Il y a deux ans, le Conseil fédéral décidait d'accorder des aides financières pour les entreprises qui souffraient des mesures anti-Covid. Des crédits sans intérêts ont été distribués aux entrepreneurs. Comme cela peut arriver quand de l'argent est débloqué en grande quantité par les autorités, de nombreux fraudeurs se sont engouffrés dans la brèche.
Certains ont depuis été condamnés. Parmi eux, on trouvait des individus qui en ont profité pour mettre de l'argent de côté pour leur retraite ou rembourser quelques dettes personnelles. Mais nul n'a été aussi audacieux que ce Zurichois jugé cette semaine, et dont le «Tages-Anzeiger» nous raconte l'histoire.
En 2019, l'homme a indiqué avoir réalisé un chiffre d'affaires de 10 millions de francs avec son entreprise active dans le secteur immobilier. C'est en tout cas ce qu'il a écrit dans le formulaire de demande d'aides Covid.
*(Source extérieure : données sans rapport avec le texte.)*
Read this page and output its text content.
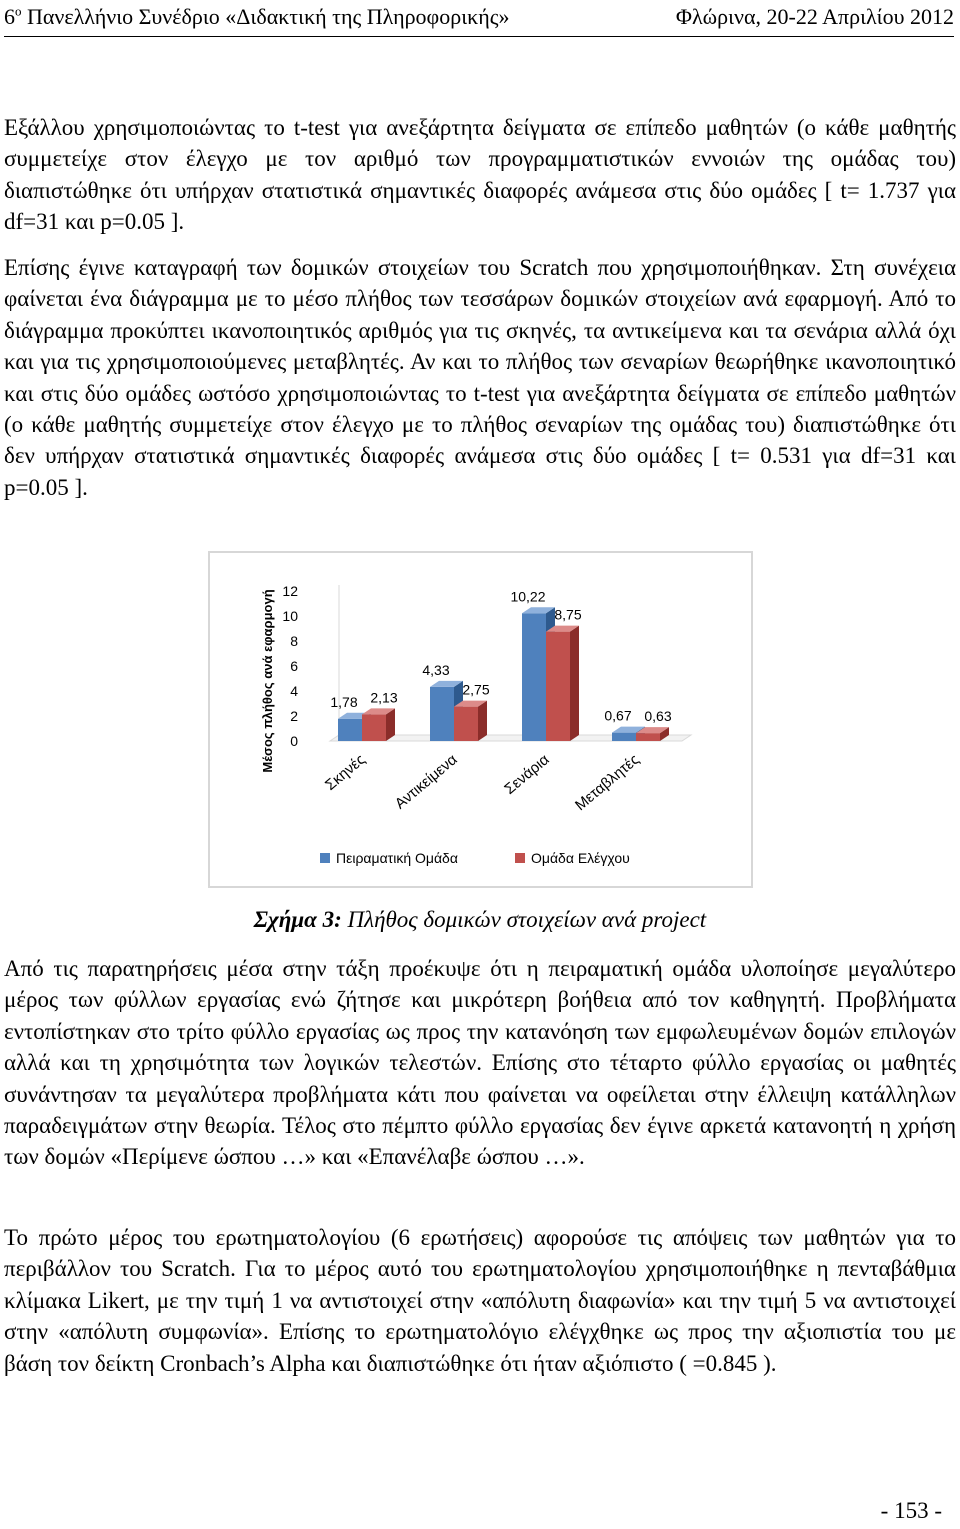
$6^o$ Πανελλήνιο Συνέδριο «Διδακτική της Πληροφορικής»	Φλώρινα, 20-22 Απριλίου 2012

Εξάλλου χρησιμοποιώντας το t-test για ανεξάρτητα δείγματα σε επίπεδο μαθητών (ο κάθε μαθητής συμμετείχε στον έλεγχο με τον αριθμό των προγραμματιστικών εννοιών της ομάδας του) διαπιστώθηκε ότι υπήρχαν στατιστικά σημαντικές διαφορές ανάμεσα στις δύο ομάδες [ t= 1.737 για df=31 και p=0.05 ].

Επίσης έγινε καταγραφή των δομικών στοιχείων του Scratch που χρησιμοποιήθηκαν. Στη συνέχεια φαίνεται ένα διάγραμμα με το μέσο πλήθος των τεσσάρων δομικών στοιχείων ανά εφαρμογή. Από το διάγραμμα προκύπτει ικανοποιητικός αριθμός για τις σκηνές, τα αντικείμενα και τα σενάρια αλλά όχι και για τις χρησιμοποιούμενες μεταβλητές. Αν και το πλήθος των σεναρίων θεωρήθηκε ικανοποιητικό και στις δύο ομάδες ωστόσο χρησιμοποιώντας το t-test για ανεξάρτητα δείγματα σε επίπεδο μαθητών (ο κάθε μαθητής συμμετείχε στον έλεγχο με το πλήθος σεναρίων της ομάδας του) διαπιστώθηκε ότι δεν υπήρχαν στατιστικά σημαντικές διαφορές ανάμεσα στις δύο ομάδες [ t= 0.531 για df=31 και p=0.05 ].

0
2
4
6
8
10
12
Μέσος πλήθος ανά εφαρμογή	1,78 2,13
4,33
2,75
10,22
8,75
0,67 0,63
Σκηνές Αντικείμενα	Σενάρια Μεταβλητές
Πειραματική Ομάδα	Ομάδα Ελέγχου
Σχήμα 3: Πλήθος δομικών στοιχείων ανά project

Από τις παρατηρήσεις μέσα στην τάξη προέκυψε ότι η πειραματική ομάδα υλοποίησε μεγαλύτερο μέρος των φύλλων εργασίας ενώ ζήτησε και μικρότερη βοήθεια από τον καθηγητή. Προβλήματα εντοπίστηκαν στο τρίτο φύλλο εργασίας ως προς την κατανόηση των εμφωλευμένων δομών επιλογών αλλά και τη χρησιμότητα των λογικών τελεστών. Επίσης στο τέταρτο φύλλο εργασίας οι μαθητές συνάντησαν τα μεγαλύτερα προβλήματα κάτι που φαίνεται να οφείλεται στην έλλειψη κατάλληλων παραδειγμάτων στην θεωρία. Τέλος στο πέμπτο φύλλο εργασίας δεν έγινε αρκετά κατανοητή η χρήση των δομών «Περίμενε ώσπου …» και «Επανέλαβε ώσπου …».

Το πρώτο μέρος του ερωτηματολογίου (6 ερωτήσεις) αφορούσε τις απόψεις των μαθητών για το περιβάλλον του Scratch. Για το μέρος αυτό του ερωτηματολογίου χρησιμοποιήθηκε η πενταβάθμια κλίμακα Likert, με την τιμή 1 να αντιστοιχεί στην «απόλυτη διαφωνία» και την τιμή 5 να αντιστοιχεί στην «απόλυτη συμφωνία». Επίσης το ερωτηματολόγιο ελέγχθηκε ως προς την αξιοπιστία του με βάση τον δείκτη Cronbach’s Alpha και διαπιστώθηκε ότι ήταν αξιόπιστο ( =0.845 ).

- 153 -
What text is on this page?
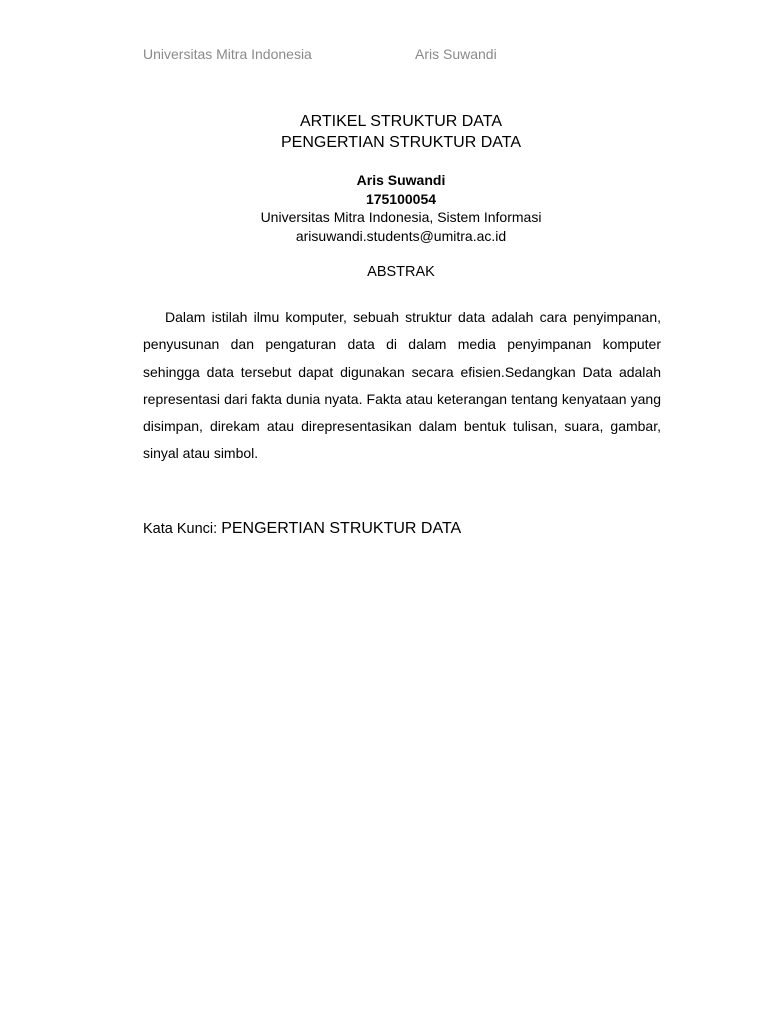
Universitas Mitra Indonesia	Aris Suwandi
ARTIKEL STRUKTUR DATA
PENGERTIAN STRUKTUR DATA
Aris Suwandi
175100054
Universitas Mitra Indonesia, Sistem Informasi
arisuwandi.students@umitra.ac.id
ABSTRAK

Dalam istilah ilmu komputer, sebuah struktur data adalah cara penyimpanan, penyusunan dan pengaturan data di dalam media penyimpanan komputer sehingga data tersebut dapat digunakan secara efisien.Sedangkan Data adalah representasi dari fakta dunia nyata. Fakta atau keterangan tentang kenyataan yang disimpan, direkam atau direpresentasikan dalam bentuk tulisan, suara, gambar, sinyal atau simbol.

Kata Kunci: PENGERTIAN STRUKTUR DATA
Le 31 mars de la même année, sa banque lui a versé la modique somme de 500'000 francs.
Problème: son chiffre d'affaires de 2019 est de... zéro. L'homme a profité d'avoir eu un chiffre de 300'000 francs en 2018 pour justifier cette somme de 10 millions.
Généreux avec sa famille
Le crédit n'a pas été investi dans son entreprise. L'homme s'est tout d'abord montré généreux envers sa famille: il a réglé des factures pour un montant total d'environ 70'000 francs pour sa femme, son fils et sa fille, ainsi que pour sa nouvelle compagne et la fille de celle-ci.
Ensuite, il s'est fait des cadeaux personnels. Il a d'abord remboursé des factures de carte de crédit pour un montant de 70'000 francs. Pour 32'000 francs de plus, il a réglé ses factures chez le vétérinaire, puis il s'est acheté de quoi remplir sa cave à vin et un abonnement annuel à la «NZZ». En outre, il a fait rénover son appartement en République dominicaine.
Quatre voitures de luxe
Ce n'est pas tout. Si vous avez fait le calcul, vous vous rendrez compte que notre smooth criminal avait encore environ plus de 300'000 francs à dépenser. L'homme s'est donc acheté rien de moins qu'une Audi R8, une Bentley Continental, une Porsche Cayenne Turbo et une Porsche 911 Turbo. Valeur totale des bolides: 374'000 francs.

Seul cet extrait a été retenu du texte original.